• Fin du carnet de circulation : demi-mesure -> peut mieux faire

    Question prioritaire de constitutionnalité

    Gens du voyage : fin du carnet de circulation

    Publié le 11.10.2012 - Direction de l'information légale et administrative (Premier ministre)

    Le Conseil constitutionnel a invalidé, par décision du 5 octobre 2012, plusieurs dispositions de la loi du 3 janvier 1969 relative aux obligations spécifiques des gens du voyage.

    La loi de 1969 instituait notamment :

    • un livret spécial de circulation pour les français exerçant une activité ambulante ainsi que pour les personnes les accompagnant,
    • un livret de circulation pour les personnes, y compris françaises, n’exerçant pas d’activité ambulante mais logeant de façon permanente dans un habitat ou abri mobile dès lors qu’elles justifient de ressources régulières suffisantes,
    • un carnet de circulation pour ces mêmes personnes dès lors qu’elles ne justifiaient pas de ressources suffisantes.

    La validité des titres devait être prorogée selon une périodicité variable selon le titre.

    Ces dispositions ne s’appliquaient ni aux personnes sans abri, ni aux bateliers, et donc de fait seulement aux gens du voyage.

    Saisi par le Conseil d’Etat d’une question prioritaire de constitutionnalité, le Conseil constitutionnel a invalidé certaines dispositions de la loi.

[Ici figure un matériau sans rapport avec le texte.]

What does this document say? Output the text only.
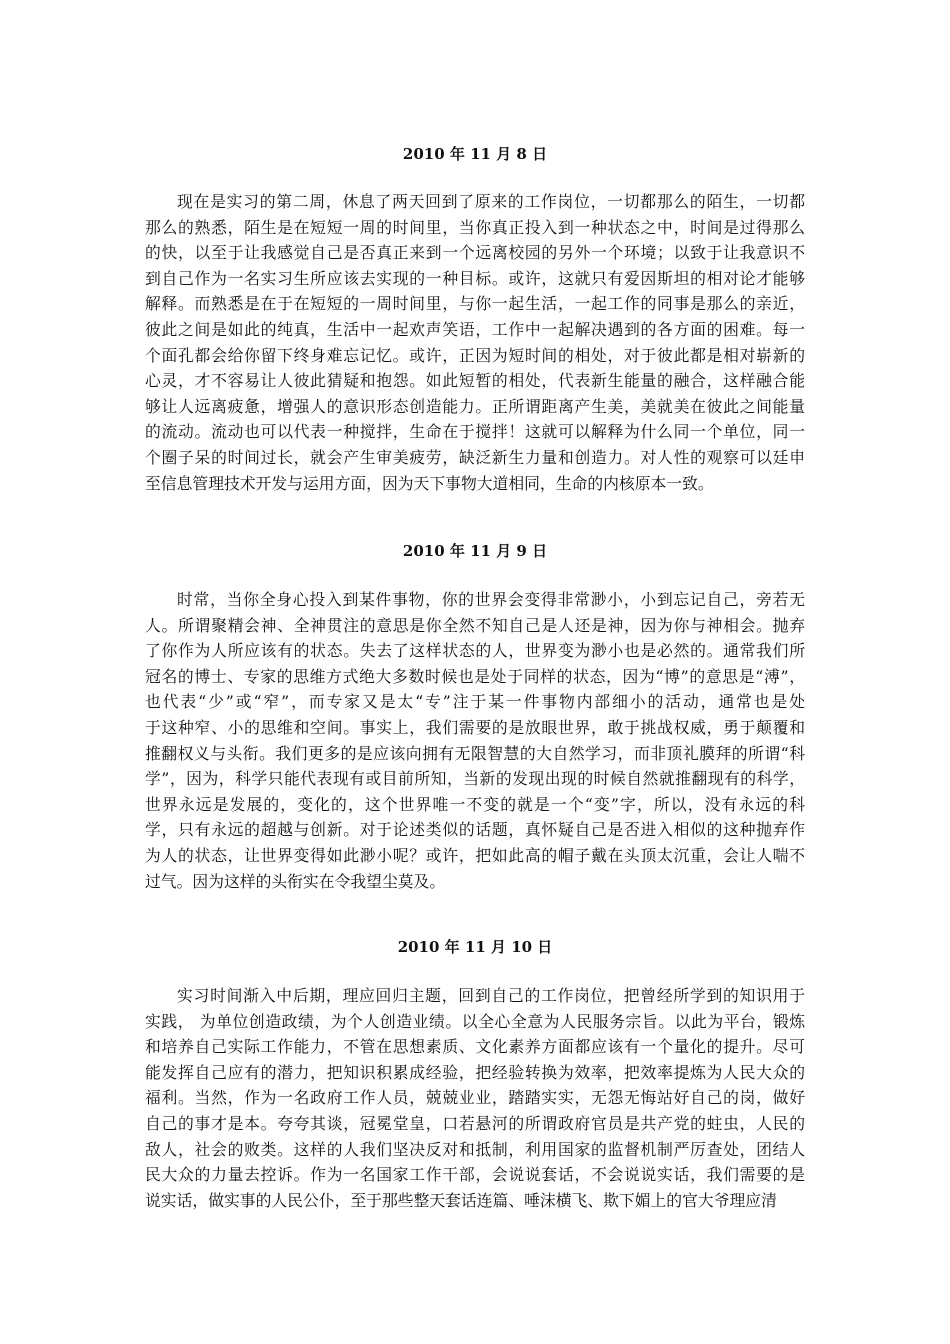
2010 年 11 月 8 日
现在是实习的第二周，休息了两天回到了原来的工作岗位，一切都那么的陌生，一切都
那么的熟悉，陌生是在短短一周的时间里，当你真正投入到一种状态之中，时间是过得那么
的快，以至于让我感觉自己是否真正来到一个远离校园的另外一个环境；以致于让我意识不
到自己作为一名实习生所应该去实现的一种目标。或许，这就只有爱因斯坦的相对论才能够
解释。而熟悉是在于在短短的一周时间里，与你一起生活，一起工作的同事是那么的亲近，
彼此之间是如此的纯真，生活中一起欢声笑语，工作中一起解决遇到的各方面的困难。每一
个面孔都会给你留下终身难忘记忆。或许，正因为短时间的相处，对于彼此都是相对崭新的
心灵，才不容易让人彼此猜疑和抱怨。如此短暂的相处，代表新生能量的融合，这样融合能
够让人远离疲惫，增强人的意识形态创造能力。正所谓距离产生美，美就美在彼此之间能量
的流动。流动也可以代表一种搅拌，生命在于搅拌！这就可以解释为什么同一个单位，同一
个圈子呆的时间过长，就会产生审美疲劳，缺泛新生力量和创造力。对人性的观察可以廷申
至信息管理技术开发与运用方面，因为天下事物大道相同，生命的内核原本一致。
2010 年 11 月 9 日
时常，当你全身心投入到某件事物，你的世界会变得非常渺小，小到忘记自己，旁若无
人。所谓聚精会神、全神贯注的意思是你全然不知自己是人还是神，因为你与神相会。抛弃
了你作为人所应该有的状态。失去了这样状态的人，世界变为渺小也是必然的。通常我们所
冠名的博士、专家的思维方式绝大多数时候也是处于同样的状态，因为“博”的意思是“溥”，
也代表“少”或“窄”，而专家又是太“专”注于某一件事物内部细小的活动，通常也是处
于这种窄、小的思维和空间。事实上，我们需要的是放眼世界，敢于挑战权威，勇于颠覆和
推翻权义与头衔。我们更多的是应该向拥有无限智慧的大自然学习，而非顶礼膜拜的所谓“科
学”，因为，科学只能代表现有或目前所知，当新的发现出现的时候自然就推翻现有的科学，
世界永远是发展的，变化的，这个世界唯一不变的就是一个“变”字，所以，没有永远的科
学，只有永远的超越与创新。对于论述类似的话题，真怀疑自己是否进入相似的这种抛弃作
为人的状态，让世界变得如此渺小呢？或许，把如此高的帽子戴在头顶太沉重，会让人喘不
过气。因为这样的头衔实在令我望尘莫及。
2010 年 11 月 10 日
实习时间渐入中后期，理应回归主题，回到自己的工作岗位，把曾经所学到的知识用于
实践， 为单位创造政绩，为个人创造业绩。以全心全意为人民服务宗旨。以此为平台，锻炼
和培养自己实际工作能力，不管在思想素质、文化素养方面都应该有一个量化的提升。尽可
能发挥自己应有的潜力，把知识积累成经验，把经验转换为效率，把效率提炼为人民大众的
福利。当然，作为一名政府工作人员，兢兢业业，踏踏实实，无怨无悔站好自己的岗，做好
自己的事才是本。夸夸其谈，冠冕堂皇，口若悬河的所谓政府官员是共产党的蛀虫，人民的
敌人，社会的败类。这样的人我们坚决反对和抵制，利用国家的监督机制严厉查处，团结人
民大众的力量去控诉。作为一名国家工作干部，会说说套话，不会说说实话，我们需要的是
说实话，做实事的人民公仆，至于那些整天套话连篇、唾沫横飞、欺下媚上的官大爷理应清
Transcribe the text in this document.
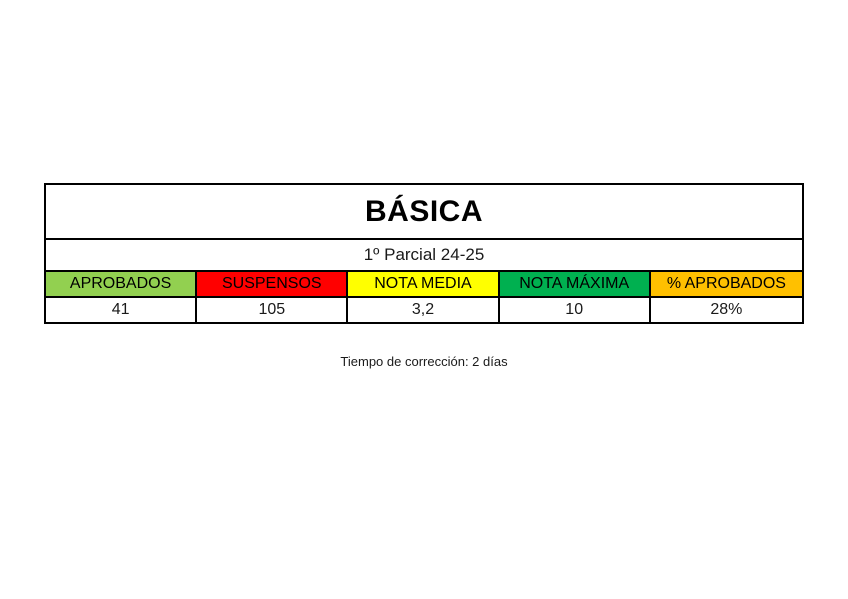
BÁSICA
1º Parcial 24-25
APROBADOS	SUSPENSOS	NOTA MEDIA	NOTA MÁXIMA	% APROBADOS
41	105	3,2	10	28%
Tiempo de corrección: 2 días
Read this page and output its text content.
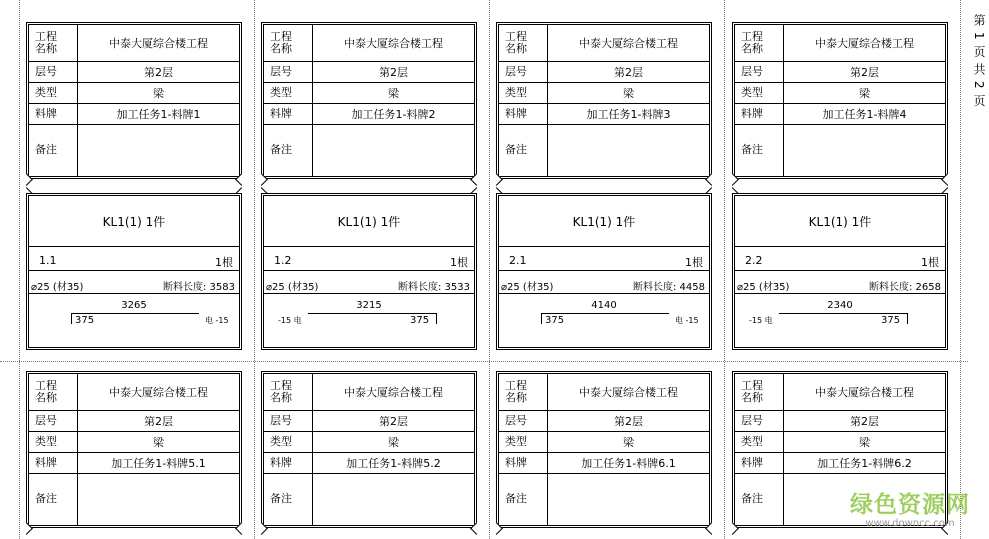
工程
名称	中泰大厦综合楼工程
层号	第2层
类型	梁
料牌	加工任务1-料牌1
备注	
KL1(1) 1件
1.1	1根
⌀25 (材35)	断料长度: 3583
3265
375	电 -15
工程
名称	中泰大厦综合楼工程
层号	第2层
类型	梁
料牌	加工任务1-料牌2
备注	
KL1(1) 1件
1.2	1根
⌀25 (材35)	断料长度: 3533
3215
375
-15 电
工程
名称	中泰大厦综合楼工程
层号	第2层
类型	梁
料牌	加工任务1-料牌3
备注	
KL1(1) 1件
2.1	1根
⌀25 (材35)	断料长度: 4458
4140
375	电 -15
工程
名称	中泰大厦综合楼工程
层号	第2层
类型	梁
料牌	加工任务1-料牌4
备注	
KL1(1) 1件
2.2	1根
⌀25 (材35)	断料长度: 2658
2340
375
-15 电
工程
名称	中泰大厦综合楼工程
层号	第2层
类型	梁
料牌	加工任务1-料牌5.1
备注	
工程
名称	中泰大厦综合楼工程
层号	第2层
类型	梁
料牌	加工任务1-料牌5.2
备注	
工程
名称	中泰大厦综合楼工程
层号	第2层
类型	梁
料牌	加工任务1-料牌6.1
备注	
工程
名称	中泰大厦综合楼工程
层号	第2层
类型	梁
料牌	加工任务1-料牌6.2
备注	
第 1 页 共 2 页
绿色资源网
www.downcc.com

    S’agissant du carnet de circulation, document à viser tous les 3 mois, et dont l’absence était passible de prison, le Conseil a considéré que cette contrainte portait une atteinte disproportionnée à l’exercice de la liberté d’aller et de venir.

    Il a également estimé qu’une disposition de la même loi obligeant ces personnes à attendre 3 ans avant de pouvoir s’inscrire sur les listes électorales dans la commune de rattachement, restreignait de manière injustifiée l’exercice des droits civiques.

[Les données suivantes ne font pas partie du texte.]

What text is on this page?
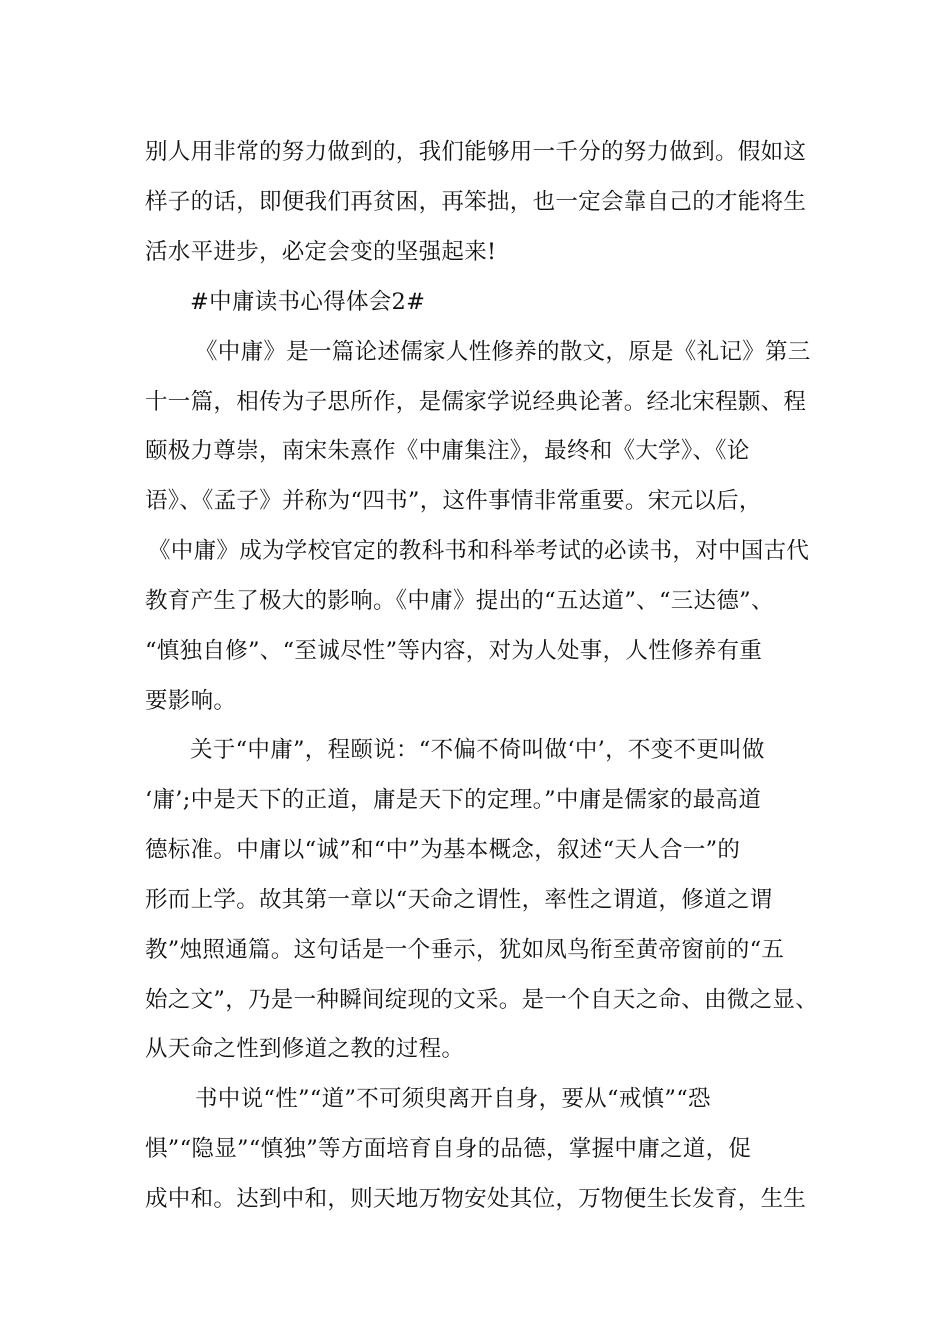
别人用非常的努力做到的，我们能够用一千分的努力做到。假如这
样子的话，即便我们再贫困，再笨拙，也一定会靠自己的才能将生
活水平进步，必定会变的坚强起来!
#中庸读书心得体会2#
《中庸》是一篇论述儒家人性修养的散文，原是《礼记》第三
十一篇，相传为子思所作，是儒家学说经典论著。经北宋程颢、程
颐极力尊崇，南宋朱熹作《中庸集注》，最终和《大学》、《论
语》、《孟子》并称为“四书”，这件事情非常重要。宋元以后，
《中庸》成为学校官定的教科书和科举考试的必读书，对中国古代
教育产生了极大的影响。《中庸》提出的“五达道”、“三达德”、
“慎独自修”、“至诚尽性”等内容，对为人处事，人性修养有重
要影响。
关于“中庸”，程颐说：“不偏不倚叫做‘中’，不变不更叫做
‘庸’;中是天下的正道，庸是天下的定理。”中庸是儒家的最高道
德标准。中庸以“诚”和“中”为基本概念，叙述“天人合一”的
形而上学。故其第一章以“天命之谓性，率性之谓道，修道之谓
教”烛照通篇。这句话是一个垂示，犹如凤鸟衔至黄帝窗前的“五
始之文”，乃是一种瞬间绽现的文采。是一个自天之命、由微之显、
从天命之性到修道之教的过程。
书中说“性”“道”不可须臾离开自身，要从“戒慎”“恐
惧”“隐显”“慎独”等方面培育自身的品德，掌握中庸之道，促
成中和。达到中和，则天地万物安处其位，万物便生长发育，生生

    Le Conseil constitutionnel a toutefois maintenu le livret, jugeant qu’il était moins contraignant car nécessitant un seul visa par an, ainsi que l’obligation de choisir une commune de rattachement. Il n’a pas non plus censuré la disposition prévoyant que le nombre de personnes détentrices d’un titre de circulation rattachées à une commune, ne doit pas dépasser 3 % de la population de celle-ci.

    La loi du 3 janvier 1969 avait remplacé celle du 16 juillet 1912 qui imposait aux gens du voyage d’avoir un carnet anthropométrique.

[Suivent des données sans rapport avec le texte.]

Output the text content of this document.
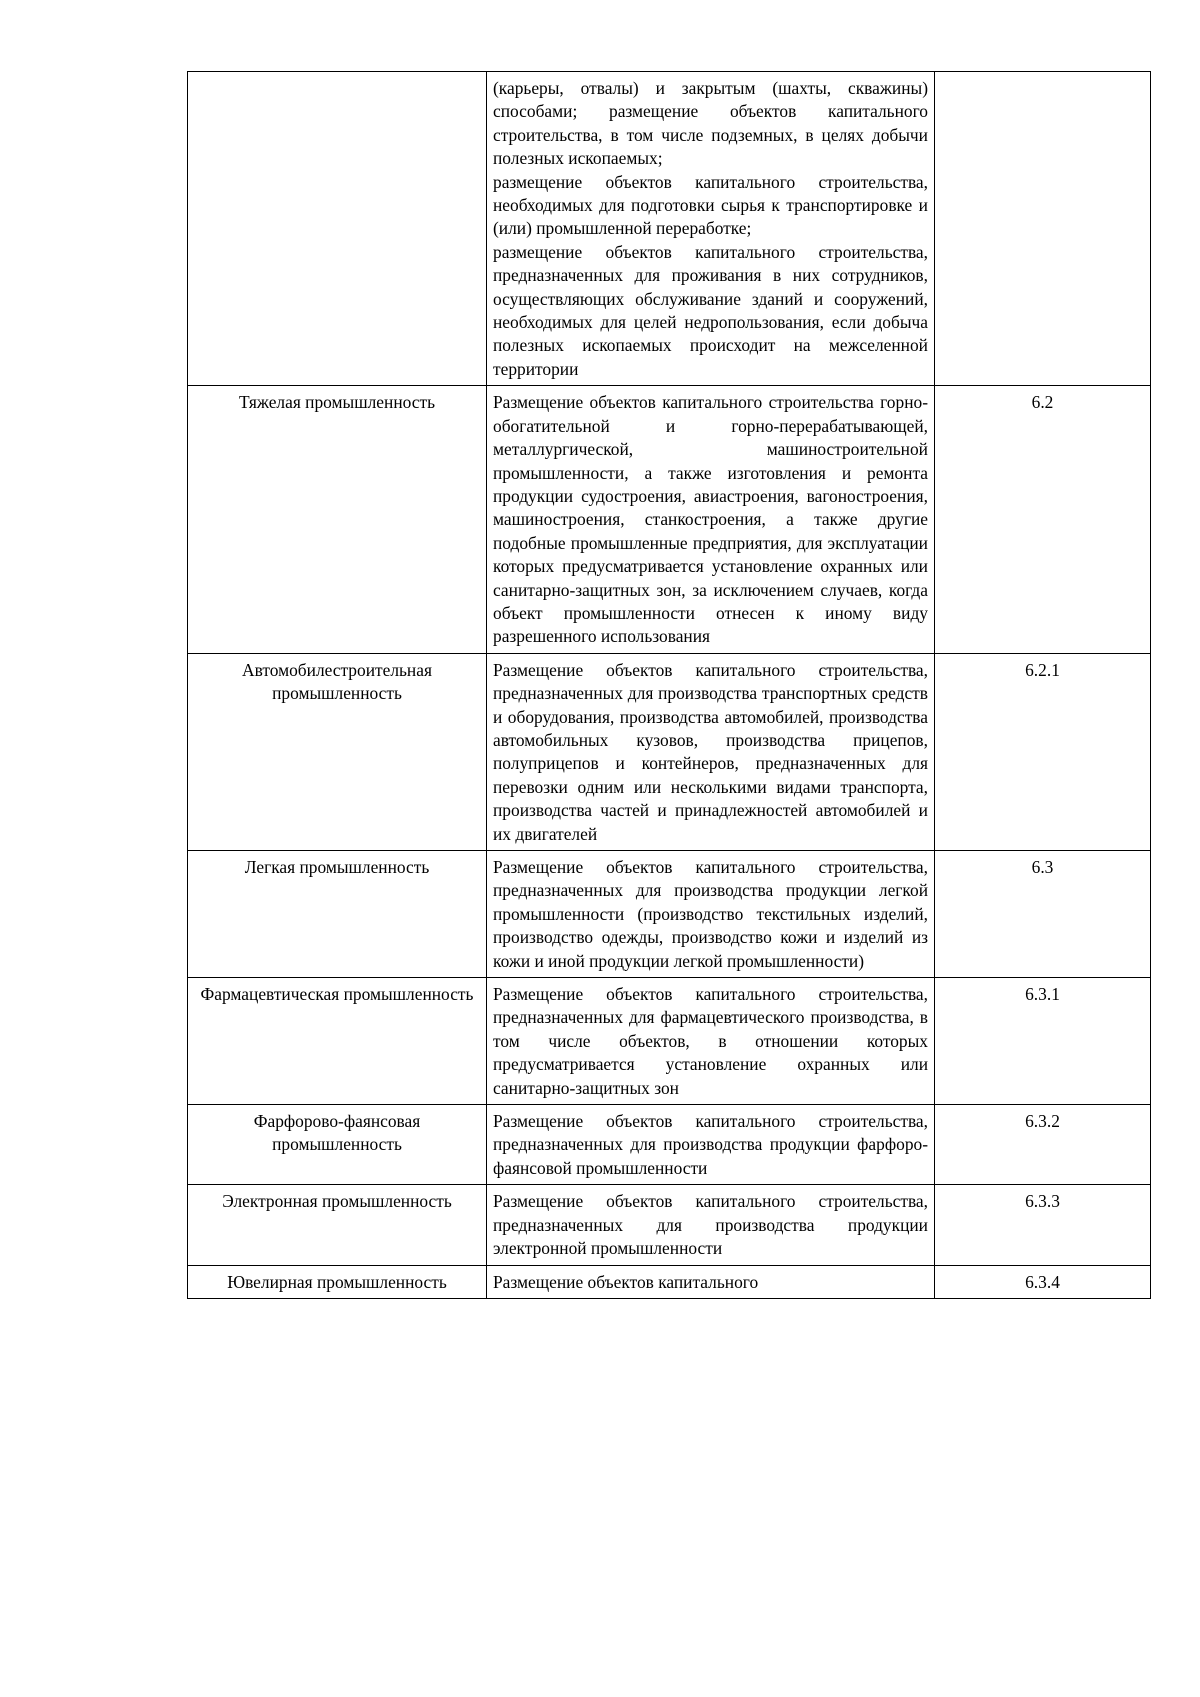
	(карьеры, отвалы) и закрытым (шахты, скважины) способами; размещение объектов капитального строительства, в том числе подземных, в целях добычи полезных ископаемых;
размещение объектов капитального строительства, необходимых для подготовки сырья к транспортировке и (или) промышленной переработке;
размещение объектов капитального строительства, предназначенных для проживания в них сотрудников, осуществляющих обслуживание зданий и сооружений, необходимых для целей недропользования, если добыча полезных ископаемых происходит на межселенной территории	

Тяжелая промышленность	Размещение объектов капитального строительства горно-обогатительной и горно-перерабатывающей, металлургической, машиностроительной промышленности, а также изготовления и ремонта продукции судостроения, авиастроения, вагоностроения, машиностроения, станкостроения, а также другие подобные промышленные предприятия, для эксплуатации которых предусматривается установление охранных или санитарно-защитных зон, за исключением случаев, когда объект промышленности отнесен к иному виду разрешенного использования	6.2
Автомобилестроительная промышленность	Размещение объектов капитального строительства, предназначенных для производства транспортных средств и оборудования, производства автомобилей, производства автомобильных кузовов, производства прицепов, полуприцепов и контейнеров, предназначенных для перевозки одним или несколькими видами транспорта, производства частей и принадлежностей автомобилей и их двигателей	6.2.1
Легкая промышленность	Размещение объектов капитального строительства, предназначенных для производства продукции легкой промышленности (производство текстильных изделий, производство одежды, производство кожи и изделий из кожи и иной продукции легкой промышленности)	6.3
Фармацевтическая промышленность	Размещение объектов капитального строительства, предназначенных для фармацевтического производства, в том числе объектов, в отношении которых предусматривается установление охранных или санитарно-защитных зон	6.3.1
Фарфорово-фаянсовая промышленность	Размещение объектов капитального строительства, предназначенных для производства продукции фарфоро-фаянсовой промышленности	6.3.2
Электронная промышленность	Размещение объектов капитального строительства, предназначенных для производства продукции электронной промышленности	6.3.3
Ювелирная промышленность	Размещение объектов капитального	6.3.4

    « Diodore de Sicile et la raison de l'insoumission des nomadesIntégration des Rroms en France en 2012 »

  • Commentaires

    1
    Caillie Profil de Caillie
    Dimanche 14 Octobre 2012 à 01:25

    Communiqué de Catherine Grèze – Députée européenne du Sud-Ouest

    Suppression du carnet de circulation : entre réjouissance et vigilance

    Bruxelles, le lundi 8 octobre 2012

    Vendredi dernier, le Conseil constitutionnel a partiellement censuré la loi de 1969. Les « Sages » ont considéré que l’existence d’un carnet de circulation pour les Gens du voyage était contraire au texte fondamental. On ne peut que s’en féliciter ! Cette disposition les obligeait à faire tamponner en gendarmerie ledit document tous les trois mois et à le présenter en cas de contrôle d’identité. Un contrôle judiciaire en somme, mais a priori, sans n’avoir commis aucune infraction : présumés coupables du simple fait d’être voyageurs. N’oublions pas que leur fichage systématique a facilité l’internement de ces populations lors de la Seconde Guerre mondiale.

     

    Malheureusement, les réjouissances sont de courte durée. Le livret de circulation, qui concerne lui les personnes justifiant de ressources régulières, est maintenu. Et, si les trois ans d’attente pour être inscrit sur les listes électorales d’une nouvelle commune ont aussi été supprimés, ce n’est pas le cas du quota de 3% de voyageurs par commune ! Ces populations sont donc maintenues sous le joug d’une législation d’exception, en dehors du droit commun.

    En 1969, la suppression du carnet anthropométrique dans lequel étaient recueillis tous les détails physiques des voyageurs était passée pour une « suppression tout court ». Pourtant, le dispositif de fichage avait alors été prolongé pendant près d’un demi-siècle à travers le carnet de circulation. Ne tombons pas de nouveau dans le piège ! Profitons de ces décisions symboliques pour engager une réforme profonde afin que les Gens du voyage ne soient plus des citoyens à part, mais bien à part entière.